Magia i Miecz
- Publisher: Wydawnictwo MAG (1993–2002) Kuźnia Gier Michał Stachyra (since 2014)
- Country: Poland
- Language: Polish
- Website: magiaimiecz.eu

= Magia i Miecz =

Polish magazine

Magia i Miecz (/pl/; Magic and Sword) was a Polish magazine dedicated to RPG games. It was published in 1993–2002 by Wydawnictwo MAG. It was a precursor of RPG in Poland and was influential in propagating and popularizing RPGs in the state. In 2014 the rights for the name was bought by Kuźnia Gier publisher and the magazine as again available for a few years.

== Years 1993–2002 ==
The founders and first editors of the magazine were people related to Nowa Fantastyka - Jacek Rodek and Darosław j. Toruń. The graphics inside were a responsibility of Jarosław Musiał.

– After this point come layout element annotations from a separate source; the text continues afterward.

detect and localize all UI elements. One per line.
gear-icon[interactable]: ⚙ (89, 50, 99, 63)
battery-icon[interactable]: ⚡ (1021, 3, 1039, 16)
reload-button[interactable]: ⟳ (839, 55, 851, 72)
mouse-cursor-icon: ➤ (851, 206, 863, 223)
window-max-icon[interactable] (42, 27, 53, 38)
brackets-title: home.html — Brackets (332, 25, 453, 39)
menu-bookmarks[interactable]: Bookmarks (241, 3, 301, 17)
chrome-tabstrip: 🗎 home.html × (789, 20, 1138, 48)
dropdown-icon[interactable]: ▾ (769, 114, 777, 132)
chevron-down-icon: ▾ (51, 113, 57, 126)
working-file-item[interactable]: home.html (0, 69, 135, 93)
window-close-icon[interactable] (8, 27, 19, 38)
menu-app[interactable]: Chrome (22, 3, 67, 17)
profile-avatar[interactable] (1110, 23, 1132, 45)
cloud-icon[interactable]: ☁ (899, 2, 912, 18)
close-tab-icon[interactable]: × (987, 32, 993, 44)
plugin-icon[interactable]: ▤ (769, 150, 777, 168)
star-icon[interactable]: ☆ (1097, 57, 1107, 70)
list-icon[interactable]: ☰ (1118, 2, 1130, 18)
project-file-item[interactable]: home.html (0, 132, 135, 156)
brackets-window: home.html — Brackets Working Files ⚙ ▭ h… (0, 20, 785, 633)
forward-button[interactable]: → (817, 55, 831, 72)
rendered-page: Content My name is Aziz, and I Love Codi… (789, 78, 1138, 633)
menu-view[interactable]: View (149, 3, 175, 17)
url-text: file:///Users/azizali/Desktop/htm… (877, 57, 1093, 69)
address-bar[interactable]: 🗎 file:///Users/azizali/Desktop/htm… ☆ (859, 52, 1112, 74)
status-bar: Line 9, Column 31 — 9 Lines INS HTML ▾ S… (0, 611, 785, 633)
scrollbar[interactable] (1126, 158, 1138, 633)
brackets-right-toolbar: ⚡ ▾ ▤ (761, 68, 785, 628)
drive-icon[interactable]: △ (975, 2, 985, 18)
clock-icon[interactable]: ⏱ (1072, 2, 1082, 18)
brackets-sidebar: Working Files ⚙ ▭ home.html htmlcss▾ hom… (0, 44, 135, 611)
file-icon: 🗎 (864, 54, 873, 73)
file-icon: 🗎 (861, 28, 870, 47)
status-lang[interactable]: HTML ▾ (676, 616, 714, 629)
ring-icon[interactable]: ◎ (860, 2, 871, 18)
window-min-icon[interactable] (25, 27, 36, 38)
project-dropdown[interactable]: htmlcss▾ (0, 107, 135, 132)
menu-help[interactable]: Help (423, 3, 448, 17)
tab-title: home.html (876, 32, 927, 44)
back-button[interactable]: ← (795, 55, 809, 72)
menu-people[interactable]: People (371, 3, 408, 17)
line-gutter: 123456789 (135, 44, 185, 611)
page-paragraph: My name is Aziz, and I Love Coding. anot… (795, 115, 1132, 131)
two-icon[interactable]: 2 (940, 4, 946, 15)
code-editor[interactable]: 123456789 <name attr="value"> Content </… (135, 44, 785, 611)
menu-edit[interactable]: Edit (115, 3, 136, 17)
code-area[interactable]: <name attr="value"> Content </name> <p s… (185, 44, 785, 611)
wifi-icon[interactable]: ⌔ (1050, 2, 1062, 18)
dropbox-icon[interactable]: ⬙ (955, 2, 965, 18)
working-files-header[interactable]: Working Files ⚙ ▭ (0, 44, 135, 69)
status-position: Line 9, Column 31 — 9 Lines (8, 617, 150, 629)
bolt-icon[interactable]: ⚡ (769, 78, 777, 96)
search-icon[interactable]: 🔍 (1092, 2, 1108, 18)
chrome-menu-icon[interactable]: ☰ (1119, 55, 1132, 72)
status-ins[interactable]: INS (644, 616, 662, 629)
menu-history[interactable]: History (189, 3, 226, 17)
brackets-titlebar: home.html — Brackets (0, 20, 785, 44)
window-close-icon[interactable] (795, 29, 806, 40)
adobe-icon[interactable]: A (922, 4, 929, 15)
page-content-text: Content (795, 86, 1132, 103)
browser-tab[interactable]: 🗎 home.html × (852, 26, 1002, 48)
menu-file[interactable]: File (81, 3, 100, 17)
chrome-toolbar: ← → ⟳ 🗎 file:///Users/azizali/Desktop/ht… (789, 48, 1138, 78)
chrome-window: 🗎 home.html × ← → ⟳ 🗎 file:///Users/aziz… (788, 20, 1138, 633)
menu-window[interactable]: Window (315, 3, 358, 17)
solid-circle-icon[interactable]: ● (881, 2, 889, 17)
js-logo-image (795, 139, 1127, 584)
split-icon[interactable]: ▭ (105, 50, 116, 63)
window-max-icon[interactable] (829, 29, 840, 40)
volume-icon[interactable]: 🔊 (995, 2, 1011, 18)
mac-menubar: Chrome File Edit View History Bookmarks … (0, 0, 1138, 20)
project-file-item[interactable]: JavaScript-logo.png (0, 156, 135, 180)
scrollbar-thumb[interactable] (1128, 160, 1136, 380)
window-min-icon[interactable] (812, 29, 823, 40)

Because of a lack of Polish-language RPG games at the time, the first issues were dedicated to RPG system Kryształy Czasu (pol. Crystals of Time) - unpublished, but popular at the time in the community. It was created by Artur Szyndler.

The focus of the magazine shifted over the years, gradually extending to the news from RPG games market, wargames, collectible card games, LARPs, short stories, reviews of games and books, historical articles and connect loosely related to RPGs. The list of people related to Magia i Miecz includes Artur Szyndler, Andrzej Sapkowski and Tomasz Kołodziejczak, and it featured texts written by Krzysztof Piskorski, Anna Brzezińska, Jacek Komuda, Michał Studniarek, Ignacy Trzewiczek and others.

Until the issue 71, the magazine was published in a format A4, since issue 72 in format C5. The most thick issue had 208 pages (nr. 91–92) and its cost was 15 PLN. Until 2002 there were 104 issues of Magia i Miecz (some of them double).

== Reactivation (2014) ==

On 18 March 2014, Michal Stachyra, the owner of Kuźnia Gier Publishing, announced the reactivation of the magazine in cooperation with a crowdfunding platform Wspieram.to. as part of the initiative Fajne RPG (pol. Cool RPGs). The crowdfunding ended on 18 June 2014 with 98 733 PLN, almost 4 times the minimum amount needed for the reactivation (25 000 PLN)). It was announced that the magazine would appear every 3 months, at lest in a number of 8 issues, each counting circa 130 pages in a b=B5 format. There were also electronic version of the magazine for E-book readers and tablets (formats .pdf, .mobi., .epub), and in a form of an audiobook.

The first issue, planned at first for August was finally available on 25 September 2014 as PDF and on 11 October 2014 in printed version.

Around 2018 there were at least 6 issues of the magazine and next 2 were planned.

== Editors-in-chief ==
The position of editor-in-chief, after the first editor-in-chief, Darosław J. Toruń, was held by Tomasz Kołodziejczak (June–November 1995), Artur Marciniak (December 1995-September 1997), Andrzej Miszkurka (October 1997-September 1998), Rafał Nowocień (October 1998-August 1999) and, as the last one, until the end of the magazine's existence, Tomasz Kreczmar.